UK receives $5 million for quality improvement in child welfare

College of Social Work to evaluate privatization efforts

A major grant is allowing the University of Kentucky College of Social Work to lead the nation in determining the impact of efforts to privatize child welfare services.

The College of Social Work in partnership with Planning and Learning Technologies, Inc. (Pal-Tech) is the recipient of a $5 million grant from the U.S. Department of Health and Human Services Children's Bureau. The funding will be used to establish a quality improvement center to evaluate the impact on children and families of using private agencies to provide child welfare services.

The National Quality Improvement Center on the Privatization of Child Welfare (QIC PCW) will serve as a resource for information on child welfare privatization and provide lessons learned from these efforts. Additionally, through the initiative, research and demonstration projects will be administered to test the effectiveness and efficiency of selected privatization models.

The QIC PCW is an important initiative of the UK College of Social Work as it strives to integrate research and service, responding through outreach to the priority needs of communities within the Commonwealth and the nation. The grant, part of the Children's Bureau Competitive Cooperative Agreements Awards for fiscal year 2005, is under the direction of UK's Crystal Collins-Camargo, the principal investigator on the grant and clinical assistant professor of social work.

Collins-Camargo feels UK and Pal-Tech garnered the funding due to the wealth of experience and services their partnership provided, "We competed against a number of other qualified institutions, but UK has already demonstrated with a prior program, the Southern Regional Quality Improvement Center for Child Protection, the university's unique ability to facilitate the cross-site evaluation of child welfare programs. Likewise, our partnership with a business, Pal-Tech, brings a model for collaboration to the table in evaluating privatization in child welfare."

During the next five years, QIC PCW will have numerous responsibilities. The center will fund, monitor and evaluate projects researching outcome and cost effectiveness of privatized child welfare services through public agencies, private organizations, and university partnerships; facilitate a collaborative information-sharing and problem-solving network among sub-grantees, Children's Bureau Training and Technical Assistance Network (T&TA), public child welfare agencies, and child welfare privatization stakeholders across the nation; promote and support evidence-based and outcomes-focused approaches to public child welfare programming and organizational improvement efforts; and build consensus on appropriate models of reform, the roles and responsibilities of public and private agencies, and policy and evaluation areas in which the child welfare field should focus.

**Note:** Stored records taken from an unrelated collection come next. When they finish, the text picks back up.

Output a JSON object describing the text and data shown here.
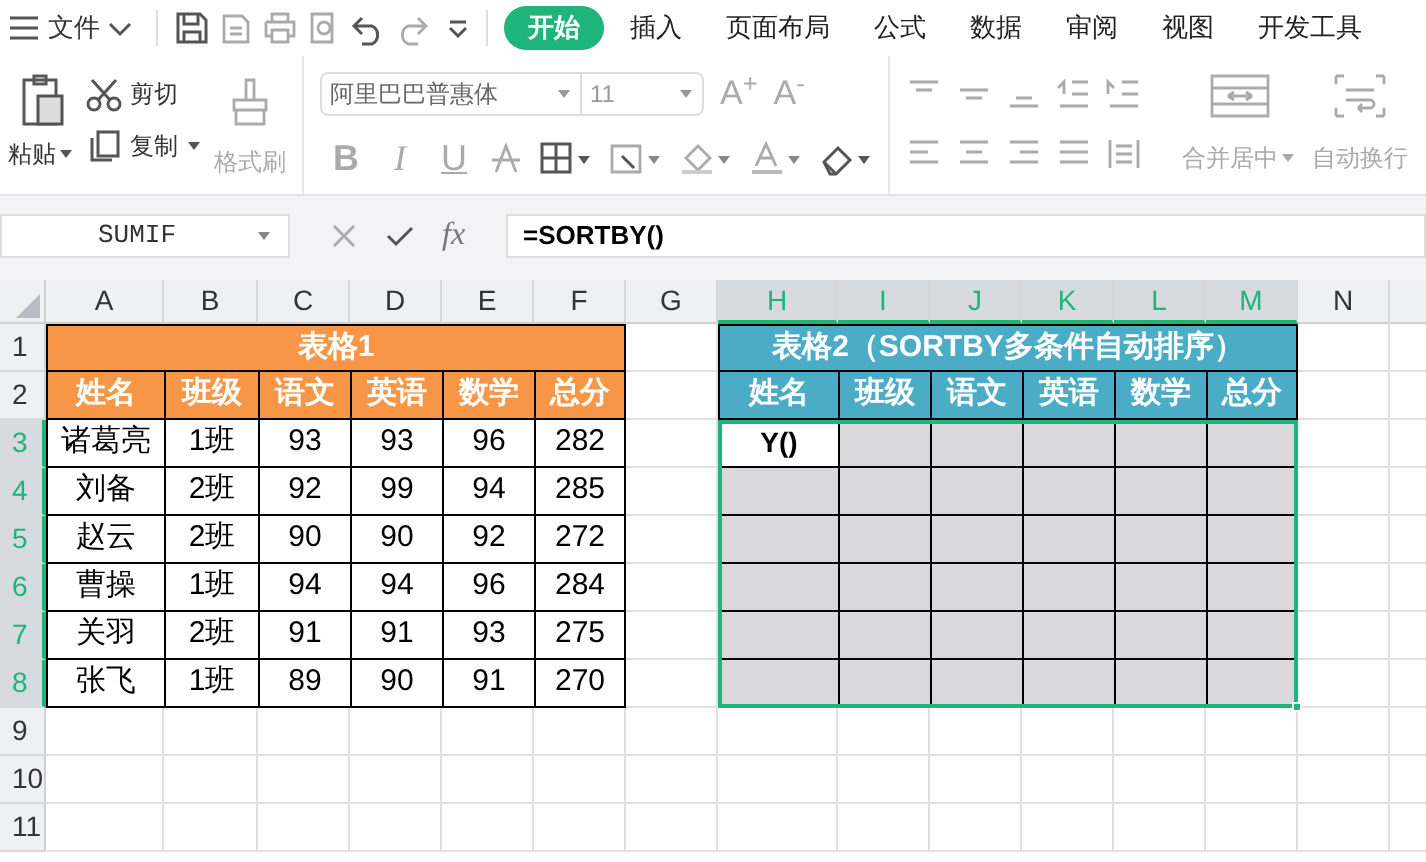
{
  "menu": {
    "label": "文件"
  },
  "tabs": [
    {
      "label": "开始",
      "selected": true
    },
    {
      "label": "插入",
      "selected": false
    },
    {
      "label": "页面布局",
      "selected": false
    },
    {
      "label": "公式",
      "selected": false
    },
    {
      "label": "数据",
      "selected": false
    },
    {
      "label": "审阅",
      "selected": false
    },
    {
      "label": "视图",
      "selected": false
    },
    {
      "label": "开发工具",
      "selected": false
    }
  ],
  "ribbon": {
    "paste": {
      "label": "粘贴"
    },
    "cut": {
      "label": "剪切"
    },
    "copy": {
      "label": "复制"
    },
    "format_painter": {
      "label": "格式刷",
      "disabled": true
    },
    "font_name": "阿里巴巴普惠体",
    "font_size": "11",
    "font_grow": "A$^{+}$",
    "font_shrink": "A$^{-}$",
    "style_buttons": [
      "B",
      "I",
      "U"
    ],
    "merge": {
      "label": "合并居中",
      "disabled": true
    },
    "wrap": {
      "label": "自动换行",
      "disabled": true
    }
  },
  "formula_bar": {
    "name_box": "SUMIF",
    "function_label": "fx",
    "formula": "=SORTBY()"
  },
  "sheet": {
    "columns": [
      {
        "label": "A",
        "selected": false
      },
      {
        "label": "B",
        "selected": false
      },
      {
        "label": "C",
        "selected": false
      },
      {
        "label": "D",
        "selected": false
      },
      {
        "label": "E",
        "selected": false
      },
      {
        "label": "F",
        "selected": false
      },
      {
        "label": "G",
        "selected": false
      },
      {
        "label": "H",
        "selected": true
      },
      {
        "label": "I",
        "selected": true
      },
      {
        "label": "J",
        "selected": true
      },
      {
        "label": "K",
        "selected": true
      },
      {
        "label": "L",
        "selected": true
      },
      {
        "label": "M",
        "selected": true
      },
      {
        "label": "N",
        "selected": false
      }
    ],
    "rows": [
      {
        "label": "1",
        "selected": false
      },
      {
        "label": "2",
        "selected": false
      },
      {
        "label": "3",
        "selected": true
      },
      {
        "label": "4",
        "selected": true
      },
      {
        "label": "5",
        "selected": true
      },
      {
        "label": "6",
        "selected": true
      },
      {
        "label": "7",
        "selected": true
      },
      {
        "label": "8",
        "selected": true
      },
      {
        "label": "9",
        "selected": false
      },
      {
        "label": "10",
        "selected": false
      },
      {
        "label": "11",
        "selected": false
      }
    ],
    "table1": {
      "title": "表格1",
      "headers": [
        "姓名",
        "班级",
        "语文",
        "英语",
        "数学",
        "总分"
      ],
      "rows": [
        [
          "诸葛亮",
          "1班",
          "93",
          "93",
          "96",
          "282"
        ],
        [
          "刘备",
          "2班",
          "92",
          "99",
          "94",
          "285"
        ],
        [
          "赵云",
          "2班",
          "90",
          "90",
          "92",
          "272"
        ],
        [
          "曹操",
          "1班",
          "94",
          "94",
          "96",
          "284"
        ],
        [
          "关羽",
          "2班",
          "91",
          "91",
          "93",
          "275"
        ],
        [
          "张飞",
          "1班",
          "89",
          "90",
          "91",
          "270"
        ]
      ]
    },
    "table2": {
      "title": "表格2（SORTBY多条件自动排序）",
      "headers": [
        "姓名",
        "班级",
        "语文",
        "英语",
        "数学",
        "总分"
      ],
      "editing_text": "Y()"
    }
  }
}
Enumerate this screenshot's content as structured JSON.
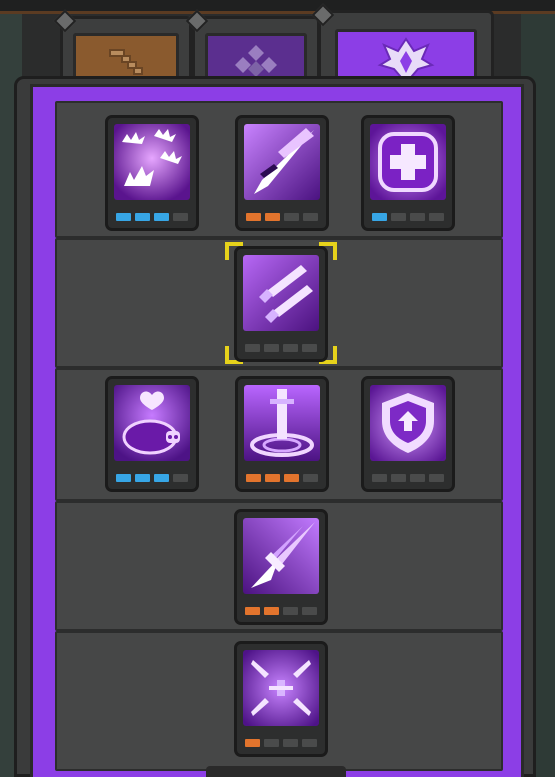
{
  "tabs": [
    {
      "name": "tab-weapon",
      "icon": "stairs-icon",
      "active": false
    },
    {
      "name": "tab-gems",
      "icon": "diamond-cluster-icon",
      "active": false
    },
    {
      "name": "tab-talents",
      "icon": "crest-icon",
      "active": true
    }
  ],
  "colors": {
    "panel_accent": "#8c3ee6",
    "blue_pip": "#37a6e6",
    "orange_pip": "#e2742d",
    "selection": "#e6d21b"
  },
  "rows": [
    {
      "skills": [
        {
          "name": "burst-sparks",
          "icon": "burst-icon",
          "pip_color": "blue",
          "filled": 3,
          "total": 4
        },
        {
          "name": "piercing-strike",
          "icon": "spear-thrust-icon",
          "pip_color": "orange",
          "filled": 2,
          "total": 4
        },
        {
          "name": "heal-cross",
          "icon": "health-cross-icon",
          "pip_color": "blue",
          "filled": 1,
          "total": 4
        }
      ]
    },
    {
      "skills": [
        {
          "name": "twin-swords",
          "icon": "twin-swords-icon",
          "pip_color": "orange",
          "filled": 0,
          "total": 4,
          "selected": true
        }
      ]
    },
    {
      "skills": [
        {
          "name": "pet-heal",
          "icon": "pig-heart-icon",
          "pip_color": "blue",
          "filled": 3,
          "total": 4
        },
        {
          "name": "sword-circle",
          "icon": "sword-circle-icon",
          "pip_color": "orange",
          "filled": 3,
          "total": 4
        },
        {
          "name": "shield-upgrade",
          "icon": "shield-arrow-icon",
          "pip_color": "orange",
          "filled": 0,
          "total": 4
        }
      ]
    },
    {
      "skills": [
        {
          "name": "dash-strike",
          "icon": "dash-arrow-icon",
          "pip_color": "orange",
          "filled": 2,
          "total": 4
        }
      ]
    },
    {
      "skills": [
        {
          "name": "sword-rain",
          "icon": "sword-swarm-icon",
          "pip_color": "orange",
          "filled": 1,
          "total": 4
        }
      ]
    }
  ]
}
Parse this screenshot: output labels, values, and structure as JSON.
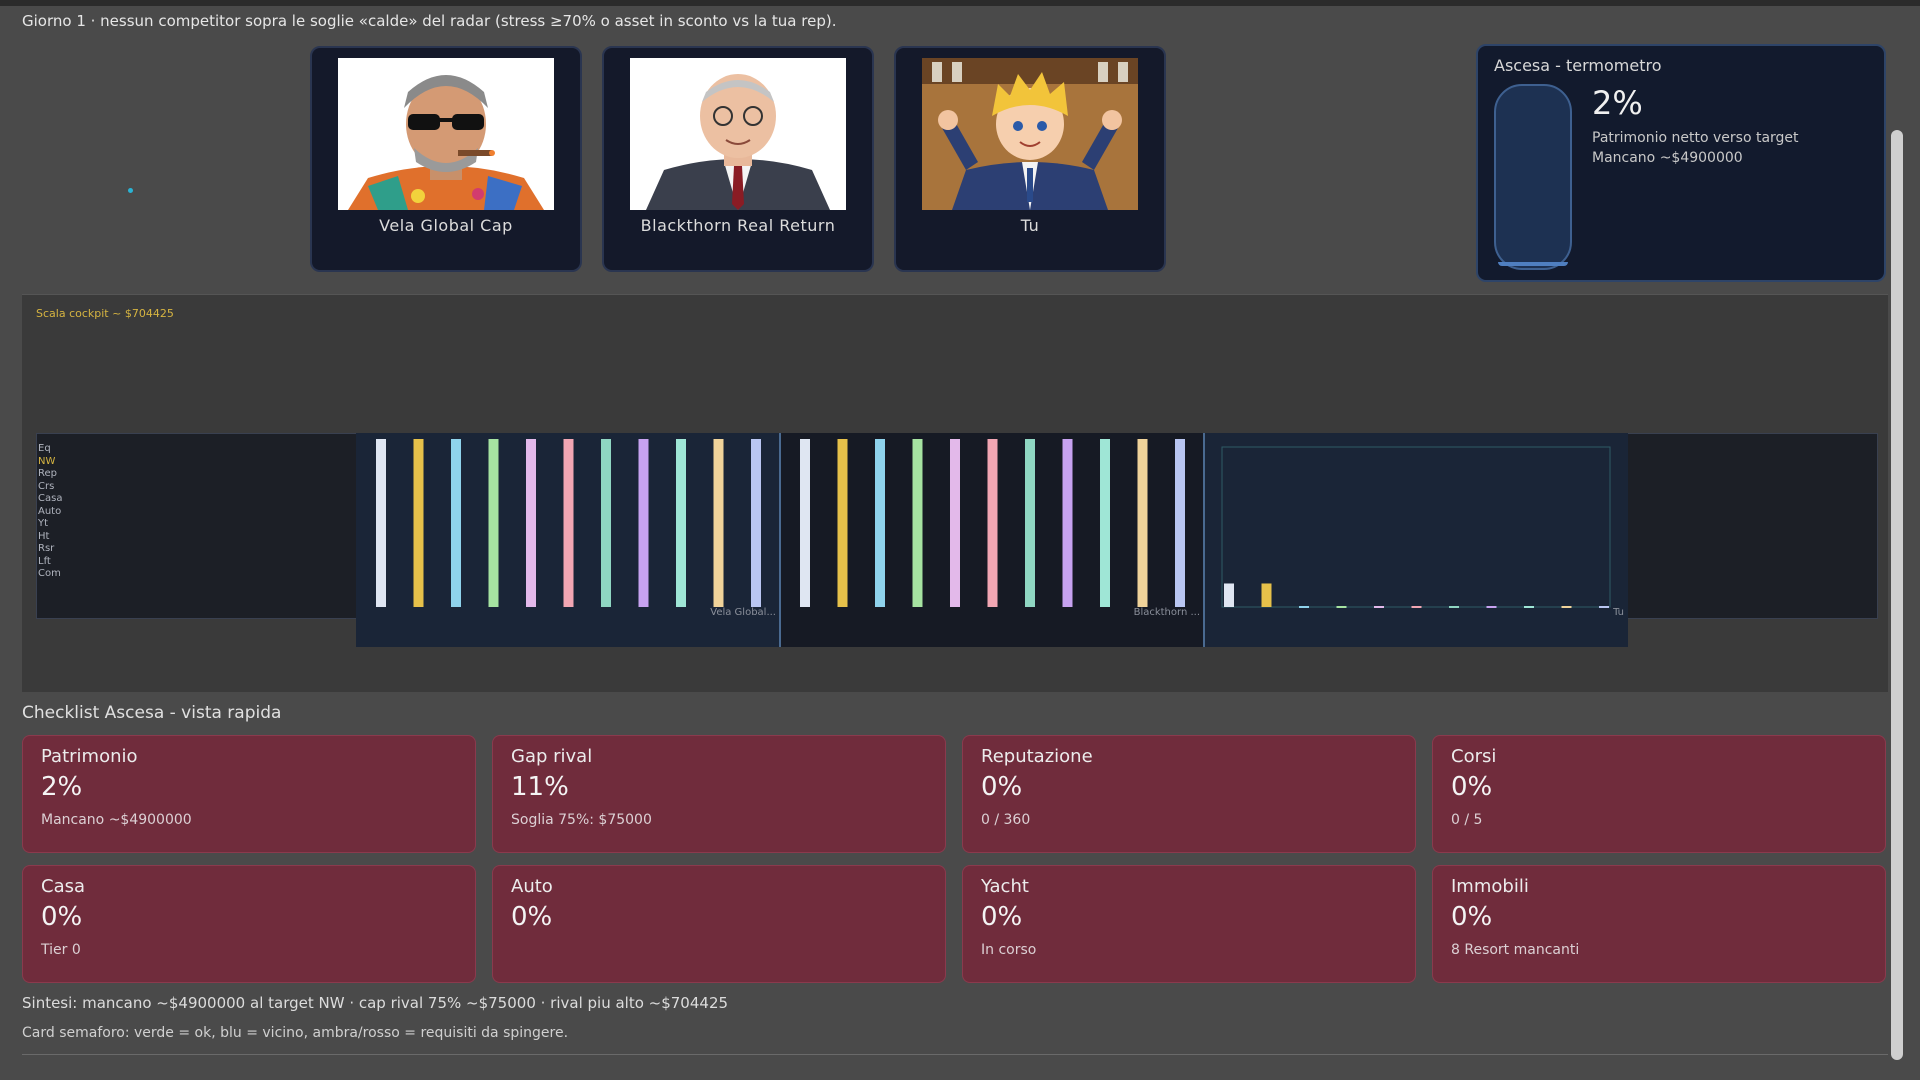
{
  "status_text": "Giorno 1 · nessun competitor sopra le soglie «calde» del radar (stress ≥70% o asset in sconto vs la tua rep).",
  "rivals": [
    {
      "name": "Vela Global Cap"
    },
    {
      "name": "Blackthorn Real Return"
    },
    {
      "name": "Tu"
    }
  ],
  "thermometer": {
    "title": "Ascesa - termometro",
    "percent_text": "2%",
    "fill_fraction": 0.02,
    "line1": "Patrimonio netto verso target",
    "line2": "Mancano ~$4900000"
  },
  "cockpit": {
    "scale_label": "Scala cockpit ~ $704425",
    "metric_labels": [
      "Eq",
      "NW",
      "Rep",
      "Crs",
      "Casa",
      "Auto",
      "Yt",
      "Ht",
      "Rsr",
      "Lft",
      "Com"
    ]
  },
  "chart_data": {
    "type": "bar",
    "categories": [
      "Eq",
      "NW",
      "Rep",
      "Crs",
      "Casa",
      "Auto",
      "Yt",
      "Ht",
      "Rsr",
      "Lft",
      "Com"
    ],
    "series": [
      {
        "name": "Vela Global...",
        "values": [
          1,
          1,
          1,
          1,
          1,
          1,
          1,
          1,
          1,
          1,
          1
        ]
      },
      {
        "name": "Blackthorn ...",
        "values": [
          1,
          1,
          1,
          1,
          1,
          1,
          1,
          1,
          1,
          1,
          1
        ]
      },
      {
        "name": "Tu",
        "values": [
          0.14,
          0.14,
          0,
          0,
          0,
          0,
          0,
          0,
          0,
          0,
          0
        ]
      }
    ],
    "ylim": [
      0,
      1
    ],
    "colors": [
      "#dfe6f2",
      "#e6c14a",
      "#8fd3ec",
      "#a6e3a1",
      "#e3b9ea",
      "#f2a6b3",
      "#8fd6c2",
      "#c7a2f0",
      "#9fe6d6",
      "#f0d39a",
      "#b9c6f2"
    ]
  },
  "checklist": {
    "title": "Checklist Ascesa - vista rapida",
    "cards": [
      {
        "label": "Patrimonio",
        "pct": "2%",
        "sub": "Mancano ~$4900000"
      },
      {
        "label": "Gap rival",
        "pct": "11%",
        "sub": "Soglia 75%: $75000"
      },
      {
        "label": "Reputazione",
        "pct": "0%",
        "sub": "0 / 360"
      },
      {
        "label": "Corsi",
        "pct": "0%",
        "sub": "0 / 5"
      },
      {
        "label": "Casa",
        "pct": "0%",
        "sub": "Tier 0"
      },
      {
        "label": "Auto",
        "pct": "0%",
        "sub": ""
      },
      {
        "label": "Yacht",
        "pct": "0%",
        "sub": "In corso"
      },
      {
        "label": "Immobili",
        "pct": "0%",
        "sub": "8 Resort mancanti"
      }
    ]
  },
  "summary": "Sintesi: mancano ~$4900000 al target NW · cap rival 75% ~$75000 · rival piu alto ~$704425",
  "legend_note": "Card semaforo: verde = ok, blu = vicino, ambra/rosso = requisiti da spingere.",
  "colors": {
    "card_red": "#702c3c",
    "panel_dark": "#14192a",
    "accent_gold": "#d6b441",
    "thermo_blue": "#1d3152"
  }
}
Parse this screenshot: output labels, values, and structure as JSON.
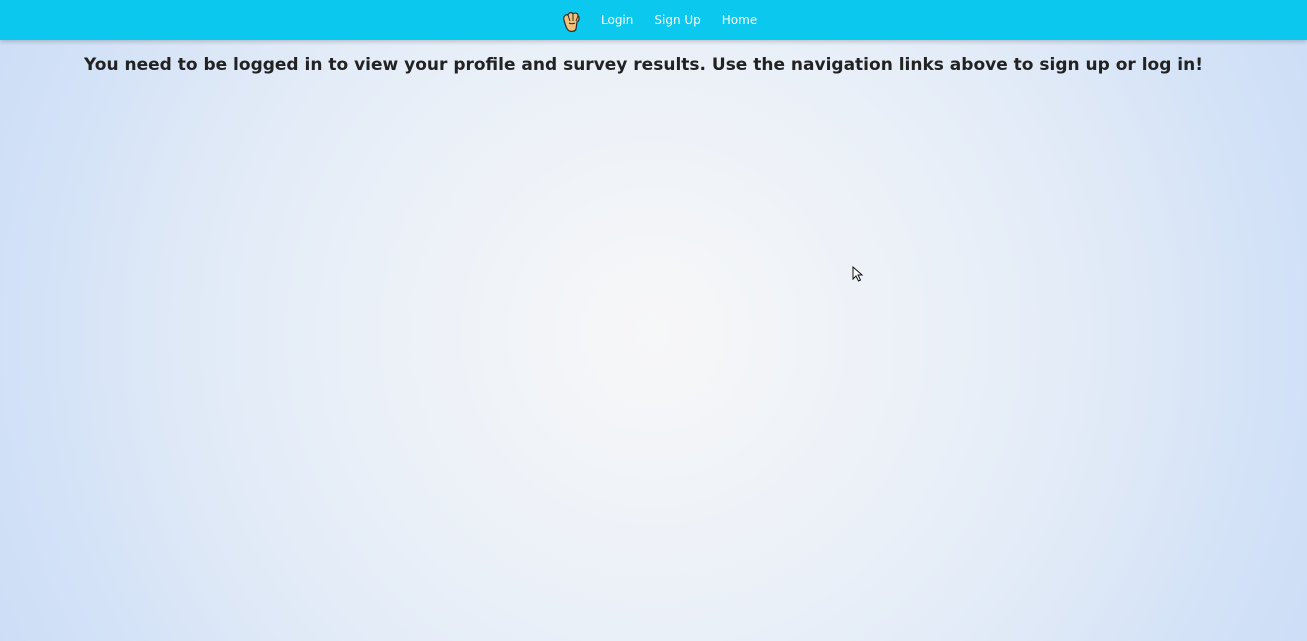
{
  "nav": {
    "logo_icon": "hand-icon",
    "links": [
      {
        "label": "Login"
      },
      {
        "label": "Sign Up"
      },
      {
        "label": "Home"
      }
    ]
  },
  "main": {
    "message": "You need to be logged in to view your profile and survey results. Use the navigation links above to sign up or log in!"
  },
  "colors": {
    "navbar": "#0bc8ef",
    "text": "#222222",
    "background_center": "#f7f7f8",
    "background_edge": "#cadcf6"
  },
  "cursor_icon": "mouse-pointer-icon"
}
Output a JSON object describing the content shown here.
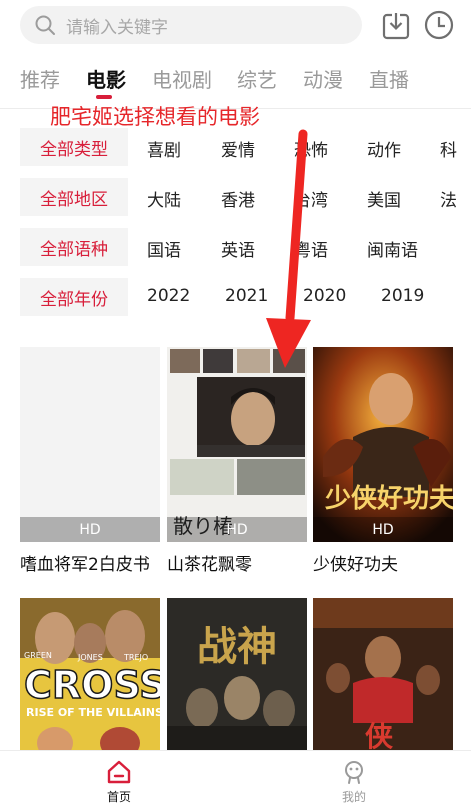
{
  "search": {
    "placeholder": "请输入关键字"
  },
  "tabs": [
    {
      "label": "推荐"
    },
    {
      "label": "电影"
    },
    {
      "label": "电视剧"
    },
    {
      "label": "综艺"
    },
    {
      "label": "动漫"
    },
    {
      "label": "直播"
    }
  ],
  "annotation": "肥宅姬选择想看的电影",
  "filters": [
    {
      "label": "全部类型",
      "options": [
        "喜剧",
        "爱情",
        "恐怖",
        "动作",
        "科"
      ]
    },
    {
      "label": "全部地区",
      "options": [
        "大陆",
        "香港",
        "台湾",
        "美国",
        "法"
      ]
    },
    {
      "label": "全部语种",
      "options": [
        "国语",
        "英语",
        "粤语",
        "闽南语"
      ]
    },
    {
      "label": "全部年份",
      "options": [
        "2022",
        "2021",
        "2020",
        "2019"
      ]
    }
  ],
  "movies": [
    {
      "title": "嗜血将军2白皮书",
      "badge": "HD"
    },
    {
      "title": "山茶花飘零",
      "badge": "HD",
      "poster_text": "散り椿"
    },
    {
      "title": "少侠好功夫",
      "badge": "HD",
      "poster_text": "少侠好功夫"
    },
    {
      "title": "",
      "badge": "",
      "poster_text": "CROSS",
      "poster_sub": "RISE OF THE VILLAINS",
      "poster_names": [
        "GREEN",
        "JONES",
        "TREJO"
      ]
    },
    {
      "title": "",
      "badge": "",
      "poster_text": "战神"
    },
    {
      "title": "",
      "badge": "",
      "poster_text": "侠"
    }
  ],
  "bottom_nav": [
    {
      "label": "首页",
      "active": true
    },
    {
      "label": "我的",
      "active": false
    }
  ],
  "colors": {
    "accent": "#d81e3a",
    "annotation": "#e6262a",
    "chip_bg": "#f4f4f4",
    "search_bg": "#f2f2f2"
  }
}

The QIC PCW will proceed with those responsibilities by utilizing its first year conducting a nationwide needs assessment and gaps analysis evaluating the status of privatization in the current public child welfare system, which will help to identify potential research questions to be answered regarding privatization of child welfare services.

Various child welfare services, which vary widely between and within states, could be considered as a focus for research and demonstration grants in subsequent years, including:

  • preventive/supportive services for high-risk families;
  • child abuse/neglect investigative services;
  • in-home services;
  • foster care and reunification services;
  • and adoption assistance and independent living services.

The findings will allow the center to decide what research and demonstration projects to study. In years two through four, QIC PCW will begin their subgranting. Child welfare programs across the nation will be able to apply for financial assistance to fund research and demonstration projects regarding privatization efforts within their child welfare programs at this time. UK and Pal-Tech will provide technical assistance and continually evaluate and assess these efforts to distinguish what privatization successes may exist in the child welfare arena, and provide information to states to help them decide whether to consider using privatization to enhance their child welfare system.

"With UK and Pal-Tech's university and corporate partnership we can offer the nation's child welfare systems a balanced assessment of privatization efforts. We hope the knowledge developed will provide important information that public child welfare agencies will use to make key decisions regarding service delivery so the public, and more importantly, families and children in need reap benefits in programs and services," said Collins-Camargo.